Решив оставить её в своей башне, он усилил охрану, а к темнице поставил самых надёжных солдат, что ни раз доказывали свою преданность. И всё же собирался князь в дорогу с тяжелым сердцем, ни на минуту не забывая о том, что может лишиться и этой пленницы. Опасался князь не столько того, что Китэрия сбежит в его отсутствие, сколько её необъяснимого дара лишать благородных мужей воли и разума. После того, как он сам стал жертвой валамарки, одержимость Харуха больше не казалась ему чем-то странным. В этой девушке действительно было нечто сверхъестественное, чарующее и жутко притягательное. Она как чёрное зерно, проникающее в кровь, лишала рассудка. Магия её красоты безотказно действовала на мужчин, всецело завладевая их разумом, поэтому к её темнице он приставил солдат из особого женского гарнизона. Но даже этот манёвр не давал ему никаких гарантий.
Когда все необходимые приготовления были сделаны, и члены экспедиции лично предстали перед Таймаром на последнем совете, князь отдал приказ о выдвижении. Все незавершённые дела он оставил на нового капитана, велев продолжать поиски Нэвры.

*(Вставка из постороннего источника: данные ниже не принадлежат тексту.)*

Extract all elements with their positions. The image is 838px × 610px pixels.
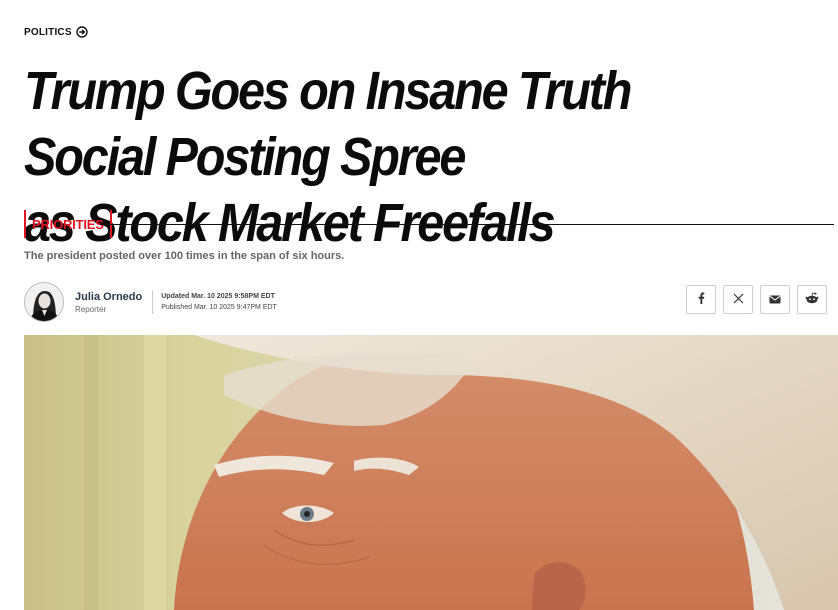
- author-avatar[interactable]: [24, 282, 64, 322]
- tag-row: PRIORITIES: [24, 208, 838, 242]
- author-name[interactable]: Julia Ornedo: [75, 291, 142, 303]
- reddit-icon: [805, 291, 819, 309]
- author-role: Reporter: [75, 304, 107, 314]
- x-icon: [733, 291, 744, 309]
- timestamps: Updated Mar. 10 2025 9:58PM EDT Publishe…: [161, 291, 277, 313]
- byline: Julia Ornedo Reporter Updated Mar. 10 20…: [24, 282, 277, 322]
- facebook-icon: [696, 291, 706, 309]
- arrow-circle-right-icon: [76, 26, 88, 38]
- priorities-tag[interactable]: PRIORITIES: [24, 210, 112, 238]
- headline-line-1: Trump Goes on Insane Truth Social Postin…: [24, 61, 632, 187]
- share-email-button[interactable]: [760, 285, 790, 314]
- section-link[interactable]: POLITICS: [24, 26, 88, 38]
- article-dek: The president posted over 100 times in t…: [24, 250, 345, 262]
- share-facebook-button[interactable]: [686, 285, 716, 314]
- author-info: Julia Ornedo Reporter: [75, 291, 142, 314]
- mail-icon: [769, 291, 781, 309]
- share-reddit-button[interactable]: [797, 285, 827, 314]
- byline-divider: [152, 290, 154, 314]
- published-timestamp: Published Mar. 10 2025 9:47PM EDT: [161, 304, 277, 311]
- updated-timestamp: Updated Mar. 10 2025 9:58PM EDT: [161, 293, 275, 300]
- hero-image[interactable]: [24, 335, 838, 610]
- section-label: POLITICS: [24, 26, 72, 38]
- share-x-button[interactable]: [723, 285, 753, 314]
- share-bar: [686, 285, 827, 314]
- divider-rule: [100, 224, 834, 225]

Князь уезжал за виманой — за своей мечтой, ради которой пожертвовал лучшими солдатами, что бродят теперь неизвестно где, но ему казалось, что в действительности он отправляет себя в ссылку. Да так на самом деле и было, ведь он бежал, бежал от трудностей, с которыми столкнулся, привезя в дом чужестранку. Его пугало, что рядом с этой непостижимой женщиной он переставал быть тем, кем всегда являлся — кремнем, неприступной скалой, вихрем, сметающим своих врагов одним лишь намерением.